FINE-GRAINED ANALYSIS OF FUNCTIONAL ACTIVATION OF SUBCORTICAL STRUCTURES DURING ACTION OBSERVATION, MOTOR IMAGERY AND EXECUTION

Action observation, motor imagery and action execution activate a common premotor-parietal network. Recent studies suggested that also subcortical structures are activated during these tasks. However, few fMRI studies included all three conditions within the same paradigm, employing acquisition with a voxel size ≥3mm. This 3T fMRI study was aimed at investigating, in the same participants, using a fine-grained analysis of functional activation (high spatial resolution: voxel size=1.75 mm), which subcortical structures are active during observation, imagery, and execution of goal-directed grasping actions. Twenty-five participants underwent six conditions: passive observation of goal-directed reaching-grasping actions (OBS ACTION); passive observation of static hand-object images; motor imagery of a reaching-grasping action on the objects (IMA MOT); passive objects observation; execution of reaching-grasping of a sphere (EXE GRASP); execution of hand opening-closing movement. Subcortical activations were assessed in thalamus, basal ganglia, red nucleus (RN) and dentate nucleus (DN). OBS ACTION engaged bilateral pulvinar and left MD/VLP/VPL thalamic nuclei, left putamen and GPe, and bilateral DN. IMA MOT activated bilateral caudate, putamen and left GPe, with left pulvinar involvement.
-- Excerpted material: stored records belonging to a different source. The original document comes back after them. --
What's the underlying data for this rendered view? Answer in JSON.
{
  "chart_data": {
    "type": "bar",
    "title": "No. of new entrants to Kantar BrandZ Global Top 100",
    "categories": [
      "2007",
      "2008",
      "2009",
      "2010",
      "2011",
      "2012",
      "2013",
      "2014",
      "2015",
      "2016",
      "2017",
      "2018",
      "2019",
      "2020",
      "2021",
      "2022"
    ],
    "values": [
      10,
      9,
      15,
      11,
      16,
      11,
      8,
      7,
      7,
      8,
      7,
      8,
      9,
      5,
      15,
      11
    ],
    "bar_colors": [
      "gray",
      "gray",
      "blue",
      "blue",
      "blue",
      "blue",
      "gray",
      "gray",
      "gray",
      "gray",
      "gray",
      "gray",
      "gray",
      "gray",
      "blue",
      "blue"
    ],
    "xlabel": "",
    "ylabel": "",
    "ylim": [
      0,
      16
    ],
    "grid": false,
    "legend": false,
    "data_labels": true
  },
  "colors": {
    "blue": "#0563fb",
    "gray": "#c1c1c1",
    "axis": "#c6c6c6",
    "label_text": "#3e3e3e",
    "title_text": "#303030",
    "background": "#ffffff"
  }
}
EXE GRASP engaged bilateral pulvinar and CM/MD/VA/VLP/VPL nuclei, with right caudate, bilateral putamen, GPe, left substantia nigra, right DN, left RN. In conclusion, motor imagery engages basal ganglia, whereas action observation and execution additionally recruit specific sectors of thalamus, DN and RN. This evidence supports the hypothesis of different cortico-subcortical networks involved in performing motor simulation during action observation (DN), processing visual information/involving motor resonance mechanisms (thalamus), and inhibiting unwanted motor outcomes during motor imagery (basal ganglia).